Where \(\delta\) is an indicator function such that \(\delta(t_i, l) = 1 \iff t_i = l\):
$$ \mathbb{M}_{k} (q) = argmax_{l \in levels(t)} \left( \sum_{i=1}^{k} \delta(t_i, l) \right) $$
For categorical features, \(k\) should be odd to avoid ties.
Distance Weighting
An imbalanced dataset is one that contains significantly more of one target level than another. As \(k\) increases, the prediction will be dominated by the majority target value.
Distance-weighted \(k-NN\) presents a mitigation to imbalanced datasets:
$$ \mathbb{M}_{k} (q) = argmax_{l \in levels(t)} \left( \sum_{i=1}^{k} \frac{1}{dist(q, d_i)^2} \cdot \delta(t_i, l) \right) $$
That said, weighted \( k-NN \) is not a silver bullet for imbalanced datasets. Also, computing \( \frac{1}{dist(q, d_i)^2} \) for all \(N\) may be expensive.
I don’t follow.
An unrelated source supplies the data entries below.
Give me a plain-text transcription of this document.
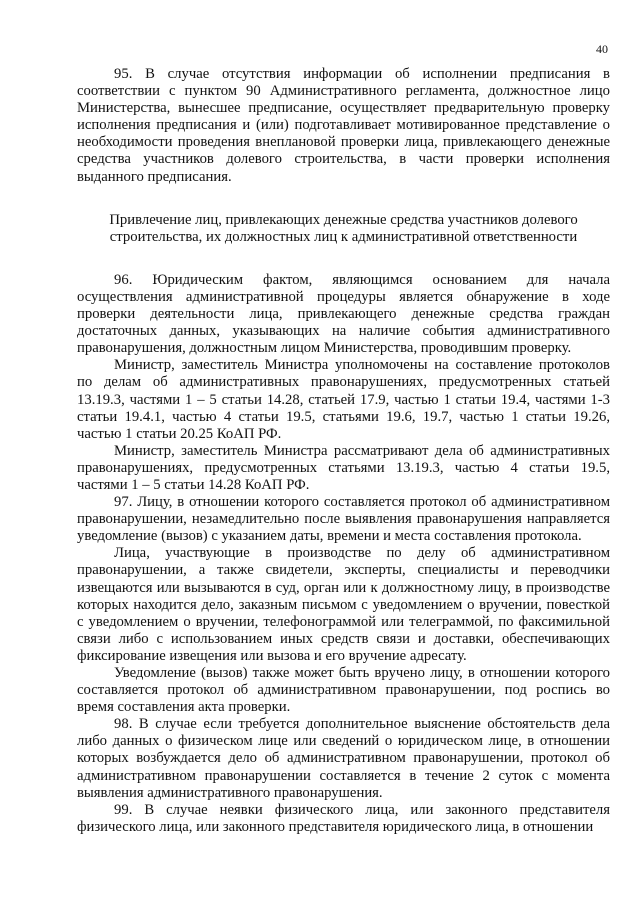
40

95. В случае отсутствия информации об исполнении предписания в соответствии с пунктом 90 Административного регламента, должностное лицо Министерства, вынесшее предписание, осуществляет предварительную проверку исполнения предписания и (или) подготавливает мотивированное представление о необходимости проведения внеплановой проверки лица, привлекающего денежные средства участников долевого строительства, в части проверки исполнения выданного предписания.

Привлечение лиц, привлекающих денежные средства участников долевого строительства, их должностных лиц к административной ответственности

96. Юридическим фактом, являющимся основанием для начала осуществления административной процедуры является обнаружение в ходе проверки деятельности лица, привлекающего денежные средства граждан достаточных данных, указывающих на наличие события административного правонарушения, должностным лицом Министерства, проводившим проверку.

Министр, заместитель Министра уполномочены на составление протоколов по делам об административных правонарушениях, предусмотренных статьей 13.19.3, частями 1 – 5 статьи 14.28, статьей 17.9, частью 1 статьи 19.4, частями 1-3 статьи 19.4.1, частью 4 статьи 19.5, статьями 19.6, 19.7, частью 1 статьи 19.26, частью 1 статьи 20.25 КоАП РФ.

Министр, заместитель Министра рассматривают дела об административных правонарушениях, предусмотренных статьями 13.19.3, частью 4 статьи 19.5, частями 1 – 5 статьи 14.28 КоАП РФ.

97. Лицу, в отношении которого составляется протокол об административном правонарушении, незамедлительно после выявления правонарушения направляется уведомление (вызов) с указанием даты, времени и места составления протокола.

Лица, участвующие в производстве по делу об административном правонарушении, а также свидетели, эксперты, специалисты и переводчики извещаются или вызываются в суд, орган или к должностному лицу, в производстве которых находится дело, заказным письмом с уведомлением о вручении, повесткой с уведомлением о вручении, телефонограммой или телеграммой, по факсимильной связи либо с использованием иных средств связи и доставки, обеспечивающих фиксирование извещения или вызова и его вручение адресату.

Уведомление (вызов) также может быть вручено лицу, в отношении которого составляется протокол об административном правонарушении, под роспись во время составления акта проверки.

98. В случае если требуется дополнительное выяснение обстоятельств дела либо данных о физическом лице или сведений о юридическом лице, в отношении которых возбуждается дело об административном правонарушении, протокол об административном правонарушении составляется в течение 2 суток с момента выявления административного правонарушения.

99. В случае неявки физического лица, или законного представителя физического лица, или законного представителя юридического лица, в отношении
Why are we doing work for \(N\)? Aren’t we interested in \(k\) instances?
This doesn’t read right. If there are 3 possible categories, \(k = 3\) can result in a tie. “\(k \mod |categories| \ne 0 \)” seems like an alternative choice, but \(k = 4\) could result in \(\{2, 2, 0\}\) votes for 3 possible categories.